Queen carries on for Philip despite mobility issues

The monarch, 95, was intent on being present for the duke’s thanksgiving service at Westminster Abbey.

29 March 2022

It was a show of determination from a frail Queen in honour of her beloved husband as the monarch made her first major official engagement outside of a royal residence for nearly six months.

Much has changed since the monarch opened the Welsh Senedd in the autumn, using a stick but walking fairly briskly from her car.

At the memorial service for the Duke of Edinburgh on Tuesday, the Queen, now just three weeks away from her 96th birthday, moved gingerly, holding onto the Duke of York’s elbow for support and making greater use of her stick.

Memorial service for the Duke of Edinburgh
The Queen relies on the Duke of York’s support as she moves through the Abbey (Richard Pohle/The Times/PA)

The mother and son walked at a slow but steady pace, both looking ahead, and at the end of the aisle they separated – with the Queen giving a smile to her controversial offspring – and Andrew giving a last glance to his mother as she turned right.

As the service began, the Prince of Wales leaned over to the Queen and spoke to her briefly.

With the Queen surrounded by her family, the service – packed with hundreds of people – stood in stark contrast to Philip’s pared back funeral in the age of a pandemic when the monarch sat alone in a mask in mourning.

Memorial service for the Duke of Edinburgh
The Queen with her family and guests (Dominic Lipinski/PA)

During the first song – He Who Would Valiant Be – the Queen delved into her black Launer handbag for her glasses, rooting around in several sections before finally locating them.

Despite her mobility issues, the nation’s longest reigning head of state – who has openly admitted having difficulty moving – stood throughout each hymn.

She was sombre in thought as she listened intently to the Dean of Windsor’s touching tribute to “remarkable” Philip, as he hailed his sense of humour and “great sympathy and kindness”, and acknowledged his tendency to be abrupt and forget “just how intimidating he could be”.

Memorial service for the Duke of Edinburgh
The Queen stood to sing each hymn (Dominic Lipinski/PA)

During a Bible reading by Dame Sarah Mullally, Dean of the Chapels Royal, the Queen was seen blowing her nose into a tissue.

Ever practical, during the final hymn – Bread Of Heaven, as requested by Philip as a congregational song for his funeral but forbidden due to Covid – the monarch packed away her glasses in her bag ready to depart.

She appeared moved, blinking several times, as the abbey mightily joined in singing the national anthem in her honour.

Memorial service for the Duke of Edinburgh
The Queen seated in the Canada chair (Richard Pohle/The Times/PA)

There was a flash of a broad smile for Doyin Sonibare -the DofE Gold Award Holder who read her own tribute – with the Queen personally thanking her afterwards for her gesture as she left, once again escorted by Andrew.

So set was the Queen on attending in remembrance of Philip that special arrangements were put in place for her comfort, with the service limited to 40 minutes and the monarch sitting in one of the Canada chairs but with an additional cushion.

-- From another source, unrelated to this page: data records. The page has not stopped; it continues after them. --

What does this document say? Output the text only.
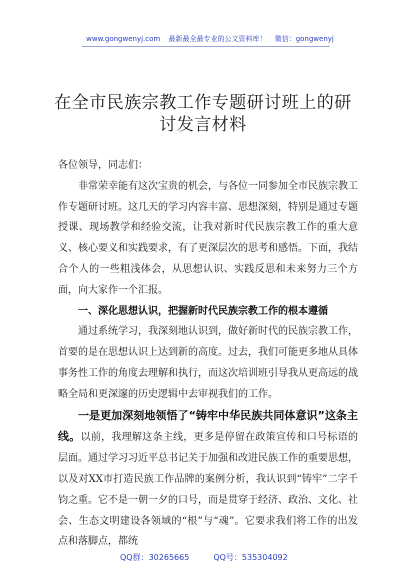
www.gongwenyj.com 最新最全最专业的公文资料库！ 微信：gongwenyj
在全市民族宗教工作专题研讨班上的研讨发言材料

各位领导，同志们：

非常荣幸能有这次宝贵的机会，与各位一同参加全市民族宗教工作专题研讨班。这几天的学习内容丰富、思想深刻，特别是通过专题授课、现场教学和经验交流，让我对新时代民族宗教工作的重大意义、核心要义和实践要求，有了更深层次的思考和感悟。下面，我结合个人的一些粗浅体会，从思想认识、实践反思和未来努力三个方面，向大家作一个汇报。

一、深化思想认识，把握新时代民族宗教工作的根本遵循

通过系统学习，我深刻地认识到，做好新时代的民族宗教工作，首要的是在思想认识上达到新的高度。过去，我们可能更多地从具体事务性工作的角度去理解和执行，而这次培训班引导我从更高远的战略全局和更深邃的历史逻辑中去审视我们的工作。

一是更加深刻地领悟了“铸牢中华民族共同体意识”这条主线。以前，我理解这条主线，更多是停留在政策宣传和口号标语的层面。通过学习习近平总书记关于加强和改进民族工作的重要思想，以及对XX市打造民族工作品牌的案例分析，我认识到“铸牢”二字千钧之重。它不是一朝一夕的口号，而是贯穿于经济、政治、文化、社会、生态文明建设各领域的“根”与“魂”。它要求我们将工作的出发点和落脚点，都统

QQ群：30265665	QQ号：535304092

The monarch entered through the back of the Abbey via Poets’ Corner – a shorter route to her place in the Lantern, rather than her traditional procession from the Great West Door down the length of the church, now firmly consigned to the past.

Cameras were kept at a distance throughout the event.

The difficulty for the Queen, who has confessed to not being able to move, was understood to be whether the monarch would be able to walk the 30 metres or so to her seat.

Confirmation she would be present came only two hours or so before the service began, with the Queen taking the decision in the morning that she would be able to manage the official engagement.

She pulled out of attending the Commonwealth Day service at the abbey earlier this month, and also faced a bout of Covid in February, but has since recovered.

Ceremonial opening of the Sixth Senedd
The Queen in Cardiff at her last public engagement outside of a royal residence nearly six months ago (Jacob King/PA)

Many of her light duties are now carried out by video calls, and Queen said during a recent in-person audience: “Well, as you can see, I can’t move.”

The monarch has only attended one other major event with the public since concerns were raised about her health in October when she spent a night in hospital undergoing tests and she was put on doctors’ orders to rest.

Seven weeks ago, on February 5, on the eve of her Platinum Jubilee, she hosted a reception at her private Norfolk residence, Sandringham House, for local charity workers, former estate staff and fellow Women’s Institute members.

Questions remain as to how and when she might appear during the busy jubilee weekend – a four-day extravaganza with a pop concert, church service, pageant and Trooping the Colour in June.